SA TÊTE EST MISE À PRIX PAR LE FBI

A New York, un jeune procureur, Rudolf Giuliani, futur maire de New York, lance un mandat d'arrêt contre Marc Rich pour fraude fiscale en 1983. Evitant de justesse la police lancée à ses trousses, ce dernier s'enfuit en Suisse. Sa tête est mise à prix par le FBI.

Les nuages s'amoncellent au-dessus de sa forteresse, la villa Rose, son domaine au bord du lac, à Lucerne. La chute du régime blanc sud-africain, la fin de l'URSS, l'émergence d'un nationalisme minier sur le continent noir sapent les revenus des intermédiaires. Les banques regimbent à financer un homme à la réputation sulfureuse, hors-la-loi aux Etats-Unis. Sa femme, Denise, le quitte en exigeant une énorme pension alimentaire.

Marc Rich est dos au mur. Face à la rébellion de son état-major, le 7 novembre 1994, il est contraint de céder sa participation majoritaire pour 600 millions de dollars à un groupe de barons qui forment Glencore. La dissidence est menée par son protégé, Ivan Glasenberg, aujourd'hui patron de Glencore Xstrata. D'autres "Rich boys" créent Trafigura ou se mettent à leur propre compte.
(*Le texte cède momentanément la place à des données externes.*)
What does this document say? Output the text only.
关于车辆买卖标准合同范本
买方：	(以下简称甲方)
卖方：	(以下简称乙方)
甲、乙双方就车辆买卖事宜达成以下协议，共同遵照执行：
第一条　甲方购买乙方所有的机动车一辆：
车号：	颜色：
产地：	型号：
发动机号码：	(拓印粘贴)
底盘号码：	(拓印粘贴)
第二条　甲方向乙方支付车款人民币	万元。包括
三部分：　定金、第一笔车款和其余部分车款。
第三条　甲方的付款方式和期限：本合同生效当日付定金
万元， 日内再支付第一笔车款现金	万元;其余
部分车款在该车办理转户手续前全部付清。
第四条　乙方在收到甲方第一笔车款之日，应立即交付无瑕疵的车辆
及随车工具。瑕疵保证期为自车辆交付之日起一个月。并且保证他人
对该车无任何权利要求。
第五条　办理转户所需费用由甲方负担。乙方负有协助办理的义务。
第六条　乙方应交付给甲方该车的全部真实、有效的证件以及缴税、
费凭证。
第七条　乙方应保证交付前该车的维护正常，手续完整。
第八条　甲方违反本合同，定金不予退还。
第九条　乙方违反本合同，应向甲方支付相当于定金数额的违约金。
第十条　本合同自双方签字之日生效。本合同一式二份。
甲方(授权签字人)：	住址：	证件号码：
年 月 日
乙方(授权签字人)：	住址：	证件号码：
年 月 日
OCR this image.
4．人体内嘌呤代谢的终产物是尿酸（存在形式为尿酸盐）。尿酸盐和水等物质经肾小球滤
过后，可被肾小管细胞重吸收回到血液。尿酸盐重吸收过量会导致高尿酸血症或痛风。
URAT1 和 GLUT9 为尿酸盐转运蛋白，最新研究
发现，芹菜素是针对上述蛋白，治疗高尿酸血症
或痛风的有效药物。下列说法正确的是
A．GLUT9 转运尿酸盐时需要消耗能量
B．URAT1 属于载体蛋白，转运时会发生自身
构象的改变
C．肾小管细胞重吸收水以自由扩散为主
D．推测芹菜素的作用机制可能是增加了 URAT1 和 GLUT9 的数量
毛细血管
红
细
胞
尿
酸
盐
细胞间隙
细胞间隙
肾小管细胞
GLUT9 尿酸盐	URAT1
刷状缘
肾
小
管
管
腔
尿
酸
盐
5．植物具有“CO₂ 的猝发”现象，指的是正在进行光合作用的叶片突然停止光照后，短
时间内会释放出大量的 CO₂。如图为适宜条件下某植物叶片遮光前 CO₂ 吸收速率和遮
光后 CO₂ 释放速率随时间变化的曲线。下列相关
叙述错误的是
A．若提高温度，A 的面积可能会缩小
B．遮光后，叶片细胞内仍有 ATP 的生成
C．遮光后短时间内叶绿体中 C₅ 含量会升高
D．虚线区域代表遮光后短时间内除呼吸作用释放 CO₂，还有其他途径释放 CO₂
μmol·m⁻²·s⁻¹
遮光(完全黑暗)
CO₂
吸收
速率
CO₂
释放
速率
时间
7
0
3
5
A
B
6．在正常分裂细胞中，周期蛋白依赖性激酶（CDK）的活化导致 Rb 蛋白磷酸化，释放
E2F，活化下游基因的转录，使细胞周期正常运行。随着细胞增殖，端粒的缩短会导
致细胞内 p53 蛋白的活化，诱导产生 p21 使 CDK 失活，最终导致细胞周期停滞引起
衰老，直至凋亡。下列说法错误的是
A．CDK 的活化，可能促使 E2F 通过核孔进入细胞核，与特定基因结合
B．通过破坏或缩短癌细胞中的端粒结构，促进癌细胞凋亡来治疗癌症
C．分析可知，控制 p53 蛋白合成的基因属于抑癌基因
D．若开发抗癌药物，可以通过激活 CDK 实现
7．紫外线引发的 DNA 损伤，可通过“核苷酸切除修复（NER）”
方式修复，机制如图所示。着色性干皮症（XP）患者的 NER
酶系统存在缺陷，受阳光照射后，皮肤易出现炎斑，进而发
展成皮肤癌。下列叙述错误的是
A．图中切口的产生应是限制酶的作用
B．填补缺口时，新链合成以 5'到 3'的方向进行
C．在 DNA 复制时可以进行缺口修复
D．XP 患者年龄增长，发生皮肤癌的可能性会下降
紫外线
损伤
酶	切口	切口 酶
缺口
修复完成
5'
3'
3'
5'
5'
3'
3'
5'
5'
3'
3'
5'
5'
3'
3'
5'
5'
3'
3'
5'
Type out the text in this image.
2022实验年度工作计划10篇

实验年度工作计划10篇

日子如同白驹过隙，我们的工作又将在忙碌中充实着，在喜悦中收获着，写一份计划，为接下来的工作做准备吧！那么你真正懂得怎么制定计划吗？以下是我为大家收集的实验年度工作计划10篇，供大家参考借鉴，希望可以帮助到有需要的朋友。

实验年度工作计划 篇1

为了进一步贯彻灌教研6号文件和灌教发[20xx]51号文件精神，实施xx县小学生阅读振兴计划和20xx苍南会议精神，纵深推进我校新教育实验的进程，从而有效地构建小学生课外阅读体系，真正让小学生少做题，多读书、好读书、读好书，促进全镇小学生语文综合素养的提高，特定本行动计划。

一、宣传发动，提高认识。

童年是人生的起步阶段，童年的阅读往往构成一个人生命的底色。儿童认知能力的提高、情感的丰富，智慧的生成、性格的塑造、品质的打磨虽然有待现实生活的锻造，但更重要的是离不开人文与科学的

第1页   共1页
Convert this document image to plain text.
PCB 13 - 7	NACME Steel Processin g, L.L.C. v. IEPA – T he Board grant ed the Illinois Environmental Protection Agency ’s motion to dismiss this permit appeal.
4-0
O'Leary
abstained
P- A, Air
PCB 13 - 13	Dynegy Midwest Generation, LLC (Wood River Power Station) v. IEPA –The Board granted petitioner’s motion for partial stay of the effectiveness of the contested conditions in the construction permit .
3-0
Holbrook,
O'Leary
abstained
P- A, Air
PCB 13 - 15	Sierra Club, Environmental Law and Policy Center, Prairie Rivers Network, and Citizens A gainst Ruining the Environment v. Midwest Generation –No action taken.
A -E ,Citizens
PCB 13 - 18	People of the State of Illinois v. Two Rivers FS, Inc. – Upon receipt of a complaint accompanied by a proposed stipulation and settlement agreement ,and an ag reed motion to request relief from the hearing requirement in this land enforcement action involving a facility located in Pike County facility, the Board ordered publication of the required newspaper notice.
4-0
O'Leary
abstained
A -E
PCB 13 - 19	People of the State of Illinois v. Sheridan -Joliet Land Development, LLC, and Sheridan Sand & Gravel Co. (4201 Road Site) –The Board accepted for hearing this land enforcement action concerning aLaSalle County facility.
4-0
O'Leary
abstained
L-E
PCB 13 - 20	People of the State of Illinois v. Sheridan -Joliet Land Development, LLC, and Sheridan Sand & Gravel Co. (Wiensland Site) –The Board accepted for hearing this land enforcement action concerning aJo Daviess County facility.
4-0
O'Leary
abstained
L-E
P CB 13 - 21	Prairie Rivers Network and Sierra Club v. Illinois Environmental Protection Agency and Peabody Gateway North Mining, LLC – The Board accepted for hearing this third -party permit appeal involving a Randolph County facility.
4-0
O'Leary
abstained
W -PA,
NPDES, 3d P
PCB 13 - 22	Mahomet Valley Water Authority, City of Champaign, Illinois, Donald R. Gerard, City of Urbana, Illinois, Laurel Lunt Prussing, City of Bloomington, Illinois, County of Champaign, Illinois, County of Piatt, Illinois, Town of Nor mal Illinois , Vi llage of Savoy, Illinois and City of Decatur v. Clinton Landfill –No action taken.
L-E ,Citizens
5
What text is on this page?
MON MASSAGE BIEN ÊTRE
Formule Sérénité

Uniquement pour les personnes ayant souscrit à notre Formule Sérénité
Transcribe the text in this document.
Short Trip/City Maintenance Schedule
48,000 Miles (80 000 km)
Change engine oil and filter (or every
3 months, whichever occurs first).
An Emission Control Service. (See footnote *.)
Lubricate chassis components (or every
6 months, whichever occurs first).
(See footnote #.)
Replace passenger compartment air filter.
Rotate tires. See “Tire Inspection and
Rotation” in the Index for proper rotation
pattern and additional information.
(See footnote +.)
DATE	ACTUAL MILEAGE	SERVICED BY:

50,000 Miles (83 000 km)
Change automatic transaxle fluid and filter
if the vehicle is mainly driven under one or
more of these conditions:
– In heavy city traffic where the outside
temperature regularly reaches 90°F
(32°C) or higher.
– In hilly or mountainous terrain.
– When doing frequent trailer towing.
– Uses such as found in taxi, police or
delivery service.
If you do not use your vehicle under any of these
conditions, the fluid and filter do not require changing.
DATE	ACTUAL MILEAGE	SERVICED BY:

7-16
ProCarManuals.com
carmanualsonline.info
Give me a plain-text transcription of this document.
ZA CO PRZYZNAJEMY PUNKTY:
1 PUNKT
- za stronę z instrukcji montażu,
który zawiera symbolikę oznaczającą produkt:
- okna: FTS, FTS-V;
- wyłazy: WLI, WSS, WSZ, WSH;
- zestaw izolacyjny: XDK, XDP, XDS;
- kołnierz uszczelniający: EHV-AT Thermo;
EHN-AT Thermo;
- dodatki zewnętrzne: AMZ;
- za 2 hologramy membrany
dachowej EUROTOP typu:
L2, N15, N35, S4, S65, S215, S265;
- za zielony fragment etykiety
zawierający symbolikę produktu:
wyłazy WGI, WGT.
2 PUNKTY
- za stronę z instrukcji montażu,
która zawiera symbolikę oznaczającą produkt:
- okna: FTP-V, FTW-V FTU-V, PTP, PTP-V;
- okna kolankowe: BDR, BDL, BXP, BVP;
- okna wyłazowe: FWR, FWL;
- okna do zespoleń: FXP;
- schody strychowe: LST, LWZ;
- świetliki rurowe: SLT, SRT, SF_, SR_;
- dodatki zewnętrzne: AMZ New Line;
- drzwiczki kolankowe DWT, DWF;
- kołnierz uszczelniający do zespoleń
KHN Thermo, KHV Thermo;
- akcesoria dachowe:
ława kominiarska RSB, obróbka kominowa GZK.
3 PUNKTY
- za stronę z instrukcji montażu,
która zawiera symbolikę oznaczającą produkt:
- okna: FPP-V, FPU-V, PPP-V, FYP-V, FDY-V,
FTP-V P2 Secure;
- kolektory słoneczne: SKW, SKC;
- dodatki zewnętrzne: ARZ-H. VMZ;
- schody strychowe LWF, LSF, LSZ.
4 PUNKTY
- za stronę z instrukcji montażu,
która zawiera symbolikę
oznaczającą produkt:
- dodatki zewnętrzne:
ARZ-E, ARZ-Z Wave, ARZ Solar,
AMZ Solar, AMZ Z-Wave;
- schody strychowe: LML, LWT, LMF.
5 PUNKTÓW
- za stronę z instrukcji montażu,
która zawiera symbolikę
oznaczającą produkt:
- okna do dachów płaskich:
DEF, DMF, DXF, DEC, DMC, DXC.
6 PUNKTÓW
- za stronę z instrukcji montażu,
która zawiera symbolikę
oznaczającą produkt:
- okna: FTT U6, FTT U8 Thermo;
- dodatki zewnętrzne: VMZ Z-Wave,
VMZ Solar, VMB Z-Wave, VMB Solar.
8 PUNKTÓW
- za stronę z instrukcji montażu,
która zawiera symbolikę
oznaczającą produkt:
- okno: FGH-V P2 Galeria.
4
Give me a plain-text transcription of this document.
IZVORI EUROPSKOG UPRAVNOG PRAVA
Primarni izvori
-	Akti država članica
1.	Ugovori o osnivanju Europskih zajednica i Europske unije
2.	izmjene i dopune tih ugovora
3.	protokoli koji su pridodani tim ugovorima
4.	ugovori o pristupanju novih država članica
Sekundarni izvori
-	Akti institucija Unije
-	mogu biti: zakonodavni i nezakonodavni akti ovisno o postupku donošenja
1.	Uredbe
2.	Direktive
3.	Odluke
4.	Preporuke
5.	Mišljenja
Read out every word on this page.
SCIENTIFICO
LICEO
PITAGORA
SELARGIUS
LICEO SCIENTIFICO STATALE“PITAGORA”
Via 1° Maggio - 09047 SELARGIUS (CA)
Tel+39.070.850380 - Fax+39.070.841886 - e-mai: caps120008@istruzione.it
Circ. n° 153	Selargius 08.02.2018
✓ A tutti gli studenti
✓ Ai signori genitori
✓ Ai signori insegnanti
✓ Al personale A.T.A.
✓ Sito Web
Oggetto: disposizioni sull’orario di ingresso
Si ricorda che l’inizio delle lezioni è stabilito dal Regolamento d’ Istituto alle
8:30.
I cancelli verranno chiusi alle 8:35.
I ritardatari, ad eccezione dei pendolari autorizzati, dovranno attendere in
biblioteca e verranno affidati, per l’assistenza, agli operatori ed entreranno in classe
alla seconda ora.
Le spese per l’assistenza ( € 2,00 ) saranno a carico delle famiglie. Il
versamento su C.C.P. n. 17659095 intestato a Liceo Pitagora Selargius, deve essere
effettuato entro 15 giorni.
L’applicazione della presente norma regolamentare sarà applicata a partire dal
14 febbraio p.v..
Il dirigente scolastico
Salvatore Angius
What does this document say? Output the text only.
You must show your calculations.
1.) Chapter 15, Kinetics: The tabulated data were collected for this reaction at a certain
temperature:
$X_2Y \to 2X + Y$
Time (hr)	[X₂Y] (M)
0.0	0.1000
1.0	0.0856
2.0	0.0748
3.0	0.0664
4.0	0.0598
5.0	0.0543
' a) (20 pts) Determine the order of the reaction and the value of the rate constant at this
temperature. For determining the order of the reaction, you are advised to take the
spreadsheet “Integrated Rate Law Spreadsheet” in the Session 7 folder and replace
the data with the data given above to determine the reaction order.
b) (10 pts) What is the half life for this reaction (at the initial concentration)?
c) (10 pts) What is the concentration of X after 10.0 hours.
Au printemps 1996, une nouvelle société de négoce, baptisée Marc Rich & Co Investment, voit le jour. L'entreprise, qui vivote à l'ombre des grands de la profession, est vendue quelques années plus tard à l'oligarque russe Mikhaïl Fridman. Le fugitif monte ensuite une petite société de placements immobiliers.

Le 20 janvier 2001, le dernier jour de sa présidence, Bill Clinton amnistie Marc Rich, une décision très controversée obtenue par son ex-épouse, Denise, qui avait soutenu financièrement les démocrates à l'élection présidentielle américaine.